ZF English

NBR buys 212 million euros

04.02.2005, 00:00 6



The National Bank of Romania (NBR) bought 212.3 million euros from the foreign exchange market in January, and did so in such a manner that market players were left guessing as to the central bank's intentions.



The situation in January 2005 is the exact opposite of January 2004, when the NBR sold more than 127 million euros in order to contain the effects of the foreign currency shortage on the market.



This was no longer the case because foreign currency inflows showed once more that the patterns of recent years no longer hold true.



As a result of the move, the NBR's foreign currency reserves exceeded 11.2 billion euros at the end of January, representing an increase of 430 million euros on the previous month.



The reserves increased not only due to acquisitions on the market, but also due to the net inflows as a result of the modification of the minimal foreign currency reserves made by banks; foreign currency transfers to the state reserve; and payments in the form of banking fees - all of which totalled 212.2 million euros.

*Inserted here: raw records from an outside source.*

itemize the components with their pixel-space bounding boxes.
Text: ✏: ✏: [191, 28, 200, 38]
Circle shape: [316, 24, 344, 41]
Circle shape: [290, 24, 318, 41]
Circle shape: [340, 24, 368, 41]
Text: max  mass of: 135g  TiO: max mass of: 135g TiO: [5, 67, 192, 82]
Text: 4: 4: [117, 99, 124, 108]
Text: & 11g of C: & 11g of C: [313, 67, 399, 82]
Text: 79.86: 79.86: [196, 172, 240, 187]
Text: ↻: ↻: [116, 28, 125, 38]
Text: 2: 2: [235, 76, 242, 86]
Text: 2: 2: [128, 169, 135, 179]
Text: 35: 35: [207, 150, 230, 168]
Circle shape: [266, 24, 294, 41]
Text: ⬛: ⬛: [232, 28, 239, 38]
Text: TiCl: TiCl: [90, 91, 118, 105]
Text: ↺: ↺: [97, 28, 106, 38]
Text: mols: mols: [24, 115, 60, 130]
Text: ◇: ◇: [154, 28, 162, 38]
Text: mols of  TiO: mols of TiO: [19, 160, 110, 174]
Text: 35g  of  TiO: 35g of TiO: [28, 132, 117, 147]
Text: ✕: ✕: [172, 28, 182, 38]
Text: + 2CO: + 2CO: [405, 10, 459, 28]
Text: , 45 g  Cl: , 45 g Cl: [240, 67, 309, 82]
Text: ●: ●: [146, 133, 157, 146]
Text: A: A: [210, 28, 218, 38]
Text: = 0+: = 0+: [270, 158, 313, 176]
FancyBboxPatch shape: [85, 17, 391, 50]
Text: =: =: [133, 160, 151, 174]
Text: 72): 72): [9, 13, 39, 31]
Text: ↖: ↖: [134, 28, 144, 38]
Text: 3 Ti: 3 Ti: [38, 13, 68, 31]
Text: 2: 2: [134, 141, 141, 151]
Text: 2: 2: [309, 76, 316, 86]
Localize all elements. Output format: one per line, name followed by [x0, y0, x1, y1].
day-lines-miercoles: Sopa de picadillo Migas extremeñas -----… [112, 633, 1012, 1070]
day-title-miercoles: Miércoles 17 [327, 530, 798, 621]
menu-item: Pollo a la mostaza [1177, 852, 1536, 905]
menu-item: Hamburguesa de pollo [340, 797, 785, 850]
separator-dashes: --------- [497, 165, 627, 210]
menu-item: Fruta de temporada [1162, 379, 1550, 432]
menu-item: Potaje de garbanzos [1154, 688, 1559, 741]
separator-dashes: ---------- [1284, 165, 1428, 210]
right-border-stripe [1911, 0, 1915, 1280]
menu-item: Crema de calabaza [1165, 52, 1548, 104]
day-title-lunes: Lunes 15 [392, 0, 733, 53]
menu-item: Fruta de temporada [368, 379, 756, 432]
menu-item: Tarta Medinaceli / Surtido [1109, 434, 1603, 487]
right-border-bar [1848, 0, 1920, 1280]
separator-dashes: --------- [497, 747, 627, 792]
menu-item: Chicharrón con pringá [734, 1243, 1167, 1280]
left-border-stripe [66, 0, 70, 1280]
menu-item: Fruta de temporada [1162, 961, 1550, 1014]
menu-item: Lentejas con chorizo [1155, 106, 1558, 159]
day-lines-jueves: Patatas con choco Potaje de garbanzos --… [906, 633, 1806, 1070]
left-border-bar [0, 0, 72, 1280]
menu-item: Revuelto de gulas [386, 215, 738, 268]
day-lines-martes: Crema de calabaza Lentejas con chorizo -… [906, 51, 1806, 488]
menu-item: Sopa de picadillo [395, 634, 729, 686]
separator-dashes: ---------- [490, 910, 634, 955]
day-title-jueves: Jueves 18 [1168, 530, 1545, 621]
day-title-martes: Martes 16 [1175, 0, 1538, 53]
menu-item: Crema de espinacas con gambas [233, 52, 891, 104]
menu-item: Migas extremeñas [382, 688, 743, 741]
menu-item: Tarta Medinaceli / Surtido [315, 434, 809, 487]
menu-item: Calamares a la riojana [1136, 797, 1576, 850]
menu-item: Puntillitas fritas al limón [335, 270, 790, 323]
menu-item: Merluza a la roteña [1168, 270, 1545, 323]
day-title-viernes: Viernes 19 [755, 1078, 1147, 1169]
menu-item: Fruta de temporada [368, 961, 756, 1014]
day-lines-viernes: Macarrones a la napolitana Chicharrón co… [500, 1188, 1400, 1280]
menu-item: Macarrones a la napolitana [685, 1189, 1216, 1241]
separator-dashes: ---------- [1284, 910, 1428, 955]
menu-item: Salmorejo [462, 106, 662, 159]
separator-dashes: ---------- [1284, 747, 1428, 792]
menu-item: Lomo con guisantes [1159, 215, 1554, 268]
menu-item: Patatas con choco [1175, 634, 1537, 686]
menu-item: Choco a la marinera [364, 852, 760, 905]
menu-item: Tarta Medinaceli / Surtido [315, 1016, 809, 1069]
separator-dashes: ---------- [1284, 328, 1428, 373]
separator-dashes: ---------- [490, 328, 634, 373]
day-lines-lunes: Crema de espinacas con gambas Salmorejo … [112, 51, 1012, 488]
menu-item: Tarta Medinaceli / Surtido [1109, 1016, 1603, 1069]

At the same time, NBR made payments of only 30.8 million euros representing repayments and interest on the foreign direct public debt secured by the Finance Ministry.



Foreign currency purchases went almost undetected on the market, as they were made at a time of substantial foreign currency surpluses resulting from dealings with clients. At the time, dealers were in doubt as to whether the central bank was behind the purchases that kept the exchange rate up. At any rate, this policy contradicts previous statements on the transparency of the open-market operations of the central bank.